Similar Commonly Asked Questions
We hope this article has helped you find why your snow blower stalls when the choke is off or when your snowblower won’t stay running. Remember, looking after your engine and keeping to a regular maintenance schedule will increase its longevity.
How do you know if your carburetor needs cleaning?
When your carburetor needs cleaning on an engine there are signs. The engine may be hard to start, not start at all, lack performance, or run erratically.
This can be resolved by taking the carburetor apart and using snow blower carb cleaner to remove any built-up dirt and debris.
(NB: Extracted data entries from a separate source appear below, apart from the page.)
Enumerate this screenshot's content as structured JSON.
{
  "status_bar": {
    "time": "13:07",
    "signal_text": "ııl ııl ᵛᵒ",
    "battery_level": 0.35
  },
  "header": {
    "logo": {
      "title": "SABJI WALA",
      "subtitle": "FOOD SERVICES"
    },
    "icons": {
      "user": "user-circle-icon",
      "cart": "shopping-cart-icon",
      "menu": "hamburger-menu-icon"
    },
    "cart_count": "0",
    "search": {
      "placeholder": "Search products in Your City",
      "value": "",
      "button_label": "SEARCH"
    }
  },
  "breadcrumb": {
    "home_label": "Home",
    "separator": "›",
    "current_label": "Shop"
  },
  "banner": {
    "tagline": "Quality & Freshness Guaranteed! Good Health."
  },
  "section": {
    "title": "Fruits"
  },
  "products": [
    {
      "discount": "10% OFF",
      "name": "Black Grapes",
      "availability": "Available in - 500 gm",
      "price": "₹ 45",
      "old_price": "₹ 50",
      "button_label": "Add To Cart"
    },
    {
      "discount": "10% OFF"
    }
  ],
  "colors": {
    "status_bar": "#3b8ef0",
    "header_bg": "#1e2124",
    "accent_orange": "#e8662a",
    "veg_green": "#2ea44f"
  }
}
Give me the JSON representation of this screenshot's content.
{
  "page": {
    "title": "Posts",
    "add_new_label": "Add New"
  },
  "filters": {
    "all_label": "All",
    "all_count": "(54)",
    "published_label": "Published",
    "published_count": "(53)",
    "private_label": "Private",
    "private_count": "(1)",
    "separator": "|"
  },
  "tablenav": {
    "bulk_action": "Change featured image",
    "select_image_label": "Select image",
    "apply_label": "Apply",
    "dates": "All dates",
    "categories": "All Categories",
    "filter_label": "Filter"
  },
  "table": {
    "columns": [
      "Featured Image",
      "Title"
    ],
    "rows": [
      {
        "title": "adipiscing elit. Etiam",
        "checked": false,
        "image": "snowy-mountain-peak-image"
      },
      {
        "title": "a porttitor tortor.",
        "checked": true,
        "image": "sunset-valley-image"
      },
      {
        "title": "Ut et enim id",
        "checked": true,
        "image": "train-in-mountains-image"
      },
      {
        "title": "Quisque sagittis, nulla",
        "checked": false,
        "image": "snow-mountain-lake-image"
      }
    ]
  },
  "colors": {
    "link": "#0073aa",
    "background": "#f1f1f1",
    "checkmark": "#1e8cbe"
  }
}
Can you clean a snowblower carburetor without taking it apart?
It is not possible to clean a snowblower carburetor without taking it apart. However, it is possible to keep your carburetor clean without removing it completely.
When should you use a fuel stabilizer?
If your gas is going to be stored for an extended period of time then you should use a fuel stabilizer as soon as you purchase the gas. Gas does not actually have a long shelf life and depending on the type of gas can be as little as 8 to 12 weeks.
Troy Bilt snow blower only runs with choke on
If your Troy Bilt snow blower has to use the choke continuously, the carburetor being blocked is one of the most common reasons. Usually, this is due to the use of old gasoline and a lack of routine maintenance.
Craftsman snow blower only runs on choke
When a Craftsman snow blower will only run with the choke on, it’s best to drain your fuel tank and clean your carburetor with carb cleaner. This usually fixes most choke issues.
Toro snowblower won’t stay running
It’s not uncommon for Toro snowblower to have an issue where they won’t stay running and sometimes stall under load. As with all brands, it’s normally to do with the fuel and air mixture. Empty your gas tank and try cleaning the carburetor properly to remove any debris varnishing.